One way to estimate the next value of a time series \(x_t\) is \[\hat{x} = \lambda_1 x_{t-1} + \lambda_2 x_{t-2} + \ldots\]
It seems reasonable to weight recent observations more than observations less recent. One possibility is to use geometric weights: \[\lambda_i = \alpha(1-\alpha)^i;~~ 0 \lt \alpha \lt 1\]
This is called exponential smoothing and, in its basic form, should be used with time series with no trend or seasonal components. This method, however, has been extended to the Holt-Winters smoothing that accepts time series with those components.
This method has three parameters, \(\alpha, \beta, \gamma\).
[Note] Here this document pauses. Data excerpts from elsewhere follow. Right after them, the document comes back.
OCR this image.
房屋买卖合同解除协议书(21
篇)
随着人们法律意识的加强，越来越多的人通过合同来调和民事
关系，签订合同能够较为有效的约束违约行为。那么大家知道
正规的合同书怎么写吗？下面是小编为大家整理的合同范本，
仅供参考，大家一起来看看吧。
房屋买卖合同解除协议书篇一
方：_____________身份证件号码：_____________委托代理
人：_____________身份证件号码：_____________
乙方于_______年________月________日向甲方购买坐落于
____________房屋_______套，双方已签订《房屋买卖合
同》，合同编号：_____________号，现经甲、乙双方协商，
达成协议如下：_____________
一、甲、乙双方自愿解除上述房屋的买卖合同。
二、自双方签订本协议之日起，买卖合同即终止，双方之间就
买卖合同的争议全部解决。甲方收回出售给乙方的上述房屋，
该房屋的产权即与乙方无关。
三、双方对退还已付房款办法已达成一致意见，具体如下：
When \(\gamma=FALSE\) the function assumes no seasonal component.
model <- HoltWinters(beer)
plot(beer)
lines(model$fitted[,"xhat"], col="red")
To predict the next values in the time series:
pred <- predict(model, n.ahead=24) # values for the next 24 months
plot(beer, xlim=c(1956,1997))
lines(pred, col="red", lty=2)
An eg with the tui
time series which does not seem to have a seasonal component:
model <- HoltWinters(tui[,5], gamma=FALSE)
plot(tui[,5], type="l",xlim=c(0,length(tui[,5])+36))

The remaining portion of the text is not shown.